相手は勤め先の上司。年上で優しい人だったのだという。
けれど彼は事故で亡くなってしまった。
おまけに彼には妻がいた。
もとから勝ち目の薄い戦いだったが、もはや微塵もなくなった。

「姉さん、大丈夫?」
「大丈夫だよ」

姉さんは嘘吐きになった。
大丈夫じゃないのに大丈夫だと言う。
昨晩も夜通し啜り泣いていたのに。

「顔色が悪いよ。休んだ方がいい」
「大丈夫だ」
「ご飯だってろくに食べてないじゃないか」
「お腹が空かないんだ」

そう笑う顔は青白くて痩せていて。僕なら姉さんにこんな顔をさせない。死人を殴れるのなら殴るよ。

「お前こそ学校はいいのか? 遅刻するぞ」
「僕はいい。姉さんが心配だ」

僕は恐れていた。
姉さんが死ぬんじゃないか。あの人の後を追うんじゃないか。
だから独りにしておけない。

「こら。学生は勉強が本分だろうが……」

僕の腹を叩いた拳は小さかった。以前よりも痩せて尖っていた。

「姉さん」

手を繋ぐなんて何年ぶりだろう。姉さんの手は小さくて冷え切っていた。
僕の手はあの人の手にはなり得ない。
でもこうしないと僕が耐えられない。……姉さんを離したくない。

「僕は姉さんの傍にいるよ」

姉さんはきょとんとした。

「うん?」
「だから、あの人のことは忘れて」

今、僕は姉さんに死刑宣告をしたに違いない。
けれど姉さんから抗議の言葉はなかった。
ただ呆然としていた。
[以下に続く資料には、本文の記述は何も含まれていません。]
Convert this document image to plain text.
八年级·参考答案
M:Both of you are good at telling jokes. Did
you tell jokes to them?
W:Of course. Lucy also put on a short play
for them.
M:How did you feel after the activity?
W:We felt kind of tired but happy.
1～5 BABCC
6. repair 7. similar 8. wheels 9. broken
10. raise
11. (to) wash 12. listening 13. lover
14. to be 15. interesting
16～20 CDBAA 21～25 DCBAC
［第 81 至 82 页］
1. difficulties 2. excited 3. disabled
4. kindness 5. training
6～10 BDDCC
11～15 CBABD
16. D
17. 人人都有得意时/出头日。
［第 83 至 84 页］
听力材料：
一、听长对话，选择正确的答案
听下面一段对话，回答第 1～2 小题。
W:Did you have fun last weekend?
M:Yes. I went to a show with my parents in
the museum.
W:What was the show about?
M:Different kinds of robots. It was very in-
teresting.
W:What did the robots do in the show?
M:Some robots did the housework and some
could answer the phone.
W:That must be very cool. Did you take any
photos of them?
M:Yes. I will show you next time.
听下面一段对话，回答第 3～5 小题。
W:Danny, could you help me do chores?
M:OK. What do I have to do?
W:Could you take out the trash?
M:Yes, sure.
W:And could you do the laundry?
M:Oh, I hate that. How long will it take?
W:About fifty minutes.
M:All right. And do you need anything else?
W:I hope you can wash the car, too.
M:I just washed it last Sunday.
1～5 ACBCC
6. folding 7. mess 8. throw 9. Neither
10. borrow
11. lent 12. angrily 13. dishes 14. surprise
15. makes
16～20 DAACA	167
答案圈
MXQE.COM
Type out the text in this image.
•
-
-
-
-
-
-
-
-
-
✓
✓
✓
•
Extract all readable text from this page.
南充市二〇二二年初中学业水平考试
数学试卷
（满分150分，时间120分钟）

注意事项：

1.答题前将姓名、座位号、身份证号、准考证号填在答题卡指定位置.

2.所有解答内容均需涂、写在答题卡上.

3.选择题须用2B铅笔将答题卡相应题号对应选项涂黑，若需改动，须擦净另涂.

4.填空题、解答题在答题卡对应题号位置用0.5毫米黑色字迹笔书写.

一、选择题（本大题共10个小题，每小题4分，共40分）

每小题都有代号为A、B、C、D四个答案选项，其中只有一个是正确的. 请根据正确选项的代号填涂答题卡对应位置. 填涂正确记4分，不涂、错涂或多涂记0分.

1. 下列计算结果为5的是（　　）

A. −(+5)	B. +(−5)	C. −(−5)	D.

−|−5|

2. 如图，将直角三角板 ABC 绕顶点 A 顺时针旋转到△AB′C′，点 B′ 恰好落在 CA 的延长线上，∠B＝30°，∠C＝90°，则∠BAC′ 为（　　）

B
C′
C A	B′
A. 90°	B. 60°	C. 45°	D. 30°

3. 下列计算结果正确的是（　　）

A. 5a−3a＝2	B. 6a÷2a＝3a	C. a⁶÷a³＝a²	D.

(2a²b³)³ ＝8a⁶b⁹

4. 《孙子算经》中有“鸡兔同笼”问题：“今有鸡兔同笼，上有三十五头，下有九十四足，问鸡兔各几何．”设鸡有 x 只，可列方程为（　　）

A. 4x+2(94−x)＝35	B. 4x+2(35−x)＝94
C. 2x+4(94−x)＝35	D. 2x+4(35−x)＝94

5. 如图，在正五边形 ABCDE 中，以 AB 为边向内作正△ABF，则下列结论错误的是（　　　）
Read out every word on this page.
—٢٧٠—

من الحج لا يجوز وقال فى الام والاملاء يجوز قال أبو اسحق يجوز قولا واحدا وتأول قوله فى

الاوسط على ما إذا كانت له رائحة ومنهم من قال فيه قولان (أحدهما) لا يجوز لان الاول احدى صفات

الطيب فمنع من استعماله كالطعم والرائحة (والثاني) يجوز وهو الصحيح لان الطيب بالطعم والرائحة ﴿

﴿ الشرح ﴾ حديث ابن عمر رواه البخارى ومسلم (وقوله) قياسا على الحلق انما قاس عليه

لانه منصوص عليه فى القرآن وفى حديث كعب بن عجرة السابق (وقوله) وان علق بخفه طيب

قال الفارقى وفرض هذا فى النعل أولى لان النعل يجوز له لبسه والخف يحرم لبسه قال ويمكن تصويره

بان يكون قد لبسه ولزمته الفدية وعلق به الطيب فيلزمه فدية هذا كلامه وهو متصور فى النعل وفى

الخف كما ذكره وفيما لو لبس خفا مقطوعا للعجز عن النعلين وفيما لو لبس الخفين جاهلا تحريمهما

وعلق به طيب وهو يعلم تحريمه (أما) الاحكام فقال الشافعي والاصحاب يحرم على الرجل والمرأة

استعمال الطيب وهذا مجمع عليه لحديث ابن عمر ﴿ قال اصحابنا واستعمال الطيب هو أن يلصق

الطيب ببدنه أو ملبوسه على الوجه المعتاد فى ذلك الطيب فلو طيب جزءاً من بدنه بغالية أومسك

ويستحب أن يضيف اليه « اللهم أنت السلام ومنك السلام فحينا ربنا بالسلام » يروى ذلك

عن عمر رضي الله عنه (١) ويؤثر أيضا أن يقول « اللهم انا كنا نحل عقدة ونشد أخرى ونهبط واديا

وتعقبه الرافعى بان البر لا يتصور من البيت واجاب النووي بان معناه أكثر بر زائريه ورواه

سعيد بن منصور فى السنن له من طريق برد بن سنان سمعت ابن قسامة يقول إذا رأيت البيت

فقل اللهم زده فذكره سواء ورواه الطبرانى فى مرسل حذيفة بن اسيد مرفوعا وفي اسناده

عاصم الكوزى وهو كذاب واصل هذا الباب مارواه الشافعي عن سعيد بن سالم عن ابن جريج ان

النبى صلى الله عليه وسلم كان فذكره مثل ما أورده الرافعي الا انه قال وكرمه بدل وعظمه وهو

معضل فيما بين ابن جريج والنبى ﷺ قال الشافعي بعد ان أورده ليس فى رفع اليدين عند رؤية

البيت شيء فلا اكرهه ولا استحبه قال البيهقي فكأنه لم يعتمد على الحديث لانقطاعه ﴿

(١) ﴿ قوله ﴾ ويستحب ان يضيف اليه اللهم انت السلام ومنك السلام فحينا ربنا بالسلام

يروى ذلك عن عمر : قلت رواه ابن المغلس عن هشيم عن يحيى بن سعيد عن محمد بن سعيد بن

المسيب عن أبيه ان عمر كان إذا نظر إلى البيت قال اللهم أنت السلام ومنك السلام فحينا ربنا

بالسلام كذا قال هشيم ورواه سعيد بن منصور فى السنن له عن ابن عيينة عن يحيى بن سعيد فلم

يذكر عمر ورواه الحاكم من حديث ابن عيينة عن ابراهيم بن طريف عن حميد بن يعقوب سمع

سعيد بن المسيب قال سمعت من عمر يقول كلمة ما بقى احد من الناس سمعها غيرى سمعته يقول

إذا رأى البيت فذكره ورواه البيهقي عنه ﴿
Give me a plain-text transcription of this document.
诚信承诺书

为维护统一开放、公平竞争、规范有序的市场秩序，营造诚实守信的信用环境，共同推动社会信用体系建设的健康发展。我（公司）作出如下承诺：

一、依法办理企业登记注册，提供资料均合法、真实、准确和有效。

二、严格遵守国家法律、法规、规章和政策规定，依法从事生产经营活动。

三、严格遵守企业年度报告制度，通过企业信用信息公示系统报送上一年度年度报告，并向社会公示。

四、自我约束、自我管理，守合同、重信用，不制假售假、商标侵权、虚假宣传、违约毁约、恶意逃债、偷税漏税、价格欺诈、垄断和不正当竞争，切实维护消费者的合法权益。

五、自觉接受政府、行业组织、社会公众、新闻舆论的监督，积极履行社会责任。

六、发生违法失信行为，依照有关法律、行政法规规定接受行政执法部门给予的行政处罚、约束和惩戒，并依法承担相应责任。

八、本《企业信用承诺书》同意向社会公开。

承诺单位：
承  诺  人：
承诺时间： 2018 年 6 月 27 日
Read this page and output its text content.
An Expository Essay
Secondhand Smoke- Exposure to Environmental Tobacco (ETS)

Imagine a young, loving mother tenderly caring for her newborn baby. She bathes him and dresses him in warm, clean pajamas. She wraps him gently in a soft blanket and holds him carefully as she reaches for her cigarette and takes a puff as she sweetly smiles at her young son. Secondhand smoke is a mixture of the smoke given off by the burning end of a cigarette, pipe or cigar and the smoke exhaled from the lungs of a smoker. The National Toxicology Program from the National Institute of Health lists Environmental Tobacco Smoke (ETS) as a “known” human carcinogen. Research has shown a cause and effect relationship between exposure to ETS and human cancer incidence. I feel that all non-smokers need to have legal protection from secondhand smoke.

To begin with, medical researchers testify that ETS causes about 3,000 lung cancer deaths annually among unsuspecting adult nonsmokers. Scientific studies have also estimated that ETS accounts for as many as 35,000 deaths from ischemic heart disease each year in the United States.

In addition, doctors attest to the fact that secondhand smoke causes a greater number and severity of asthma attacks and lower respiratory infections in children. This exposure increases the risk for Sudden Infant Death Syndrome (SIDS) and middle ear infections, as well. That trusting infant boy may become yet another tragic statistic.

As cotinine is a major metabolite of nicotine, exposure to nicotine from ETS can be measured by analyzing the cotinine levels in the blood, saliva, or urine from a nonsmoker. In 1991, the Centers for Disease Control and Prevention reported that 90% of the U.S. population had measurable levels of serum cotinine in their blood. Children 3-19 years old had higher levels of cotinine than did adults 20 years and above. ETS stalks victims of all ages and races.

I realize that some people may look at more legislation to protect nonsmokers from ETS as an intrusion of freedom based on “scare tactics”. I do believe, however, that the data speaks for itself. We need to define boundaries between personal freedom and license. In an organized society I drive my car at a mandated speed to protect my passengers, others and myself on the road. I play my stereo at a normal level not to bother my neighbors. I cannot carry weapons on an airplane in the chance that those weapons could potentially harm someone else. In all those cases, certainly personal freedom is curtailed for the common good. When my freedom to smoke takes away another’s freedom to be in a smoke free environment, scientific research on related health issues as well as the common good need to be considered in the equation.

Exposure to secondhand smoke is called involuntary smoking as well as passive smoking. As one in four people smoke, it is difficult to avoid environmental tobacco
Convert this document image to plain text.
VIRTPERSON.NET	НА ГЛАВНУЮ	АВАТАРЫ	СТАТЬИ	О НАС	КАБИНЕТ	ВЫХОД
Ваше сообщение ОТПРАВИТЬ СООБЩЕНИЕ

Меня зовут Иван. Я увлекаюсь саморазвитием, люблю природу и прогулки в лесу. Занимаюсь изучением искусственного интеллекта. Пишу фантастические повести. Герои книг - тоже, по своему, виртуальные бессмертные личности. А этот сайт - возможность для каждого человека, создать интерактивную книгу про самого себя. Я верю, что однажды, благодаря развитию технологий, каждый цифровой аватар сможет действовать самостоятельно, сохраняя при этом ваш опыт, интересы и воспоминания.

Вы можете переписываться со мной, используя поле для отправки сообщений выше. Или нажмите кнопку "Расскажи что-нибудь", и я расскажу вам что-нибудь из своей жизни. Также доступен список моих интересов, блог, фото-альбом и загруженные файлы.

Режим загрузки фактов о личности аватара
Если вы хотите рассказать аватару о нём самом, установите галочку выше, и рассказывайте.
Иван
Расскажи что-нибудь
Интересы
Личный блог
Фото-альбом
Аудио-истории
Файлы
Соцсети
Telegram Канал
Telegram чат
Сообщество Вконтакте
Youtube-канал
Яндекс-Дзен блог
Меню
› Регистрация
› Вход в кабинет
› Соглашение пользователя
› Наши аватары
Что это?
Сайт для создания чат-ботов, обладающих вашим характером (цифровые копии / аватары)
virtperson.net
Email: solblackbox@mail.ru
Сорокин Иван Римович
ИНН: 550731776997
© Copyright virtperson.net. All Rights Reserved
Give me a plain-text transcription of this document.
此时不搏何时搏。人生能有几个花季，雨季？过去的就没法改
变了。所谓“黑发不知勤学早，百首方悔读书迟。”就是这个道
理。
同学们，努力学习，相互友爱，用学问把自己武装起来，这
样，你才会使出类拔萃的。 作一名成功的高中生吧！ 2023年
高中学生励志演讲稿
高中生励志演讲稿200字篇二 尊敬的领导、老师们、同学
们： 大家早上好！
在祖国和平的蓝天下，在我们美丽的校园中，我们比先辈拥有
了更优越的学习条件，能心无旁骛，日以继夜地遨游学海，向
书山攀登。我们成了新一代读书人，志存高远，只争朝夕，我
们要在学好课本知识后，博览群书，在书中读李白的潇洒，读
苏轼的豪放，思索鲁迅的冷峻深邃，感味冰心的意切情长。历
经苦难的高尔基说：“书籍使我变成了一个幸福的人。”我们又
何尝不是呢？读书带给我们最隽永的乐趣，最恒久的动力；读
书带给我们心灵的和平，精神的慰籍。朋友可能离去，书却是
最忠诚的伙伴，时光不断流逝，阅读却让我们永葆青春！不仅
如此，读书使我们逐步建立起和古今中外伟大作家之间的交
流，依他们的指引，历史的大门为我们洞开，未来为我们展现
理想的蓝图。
僕をじっと見つめていた。

「……イヅル?」
「姉さんは僕の一番だ。だから姉さんも僕を一番にしてよ」
「イヅル?」
「好きだよ、姉さん」

隙だらけの姉さんを抱き締める。久しぶりに嗅ぐ姉さんの匂い……頭がクラクラする。
僕の背中に指が食い込んだ。僕を引き剥がそうとシャツを引っ張る。

「イヅル…イヅル、」

姉さんの声は悲しくて切ない。その些細な拒絶は僕の胸にナイフを突き刺すかのようだ。
姉さん。僕だけの姉さん。
僕はあなたの好きなもの嫌いなもの、癖や秘密も沢山知っている。
僕以上に姉さんを深く知っている人間なんて要らないんだ。
僕は姉さんの唇を奪う。
少し前に飲んだコーヒーの微かな苦味が混じる、甘い口付け。
姉さんの唇は小さいけれど柔らかかった。

「……    、   」

十八年間抱いてきた胸の内を晒す、それはとても神聖な言葉だった。
恥ずかしさなど微塵もないし、むしろ誇らしさを感じる。
姉さんは何も言わずに俯いた。
僕はずっと姉さんを抱いていた。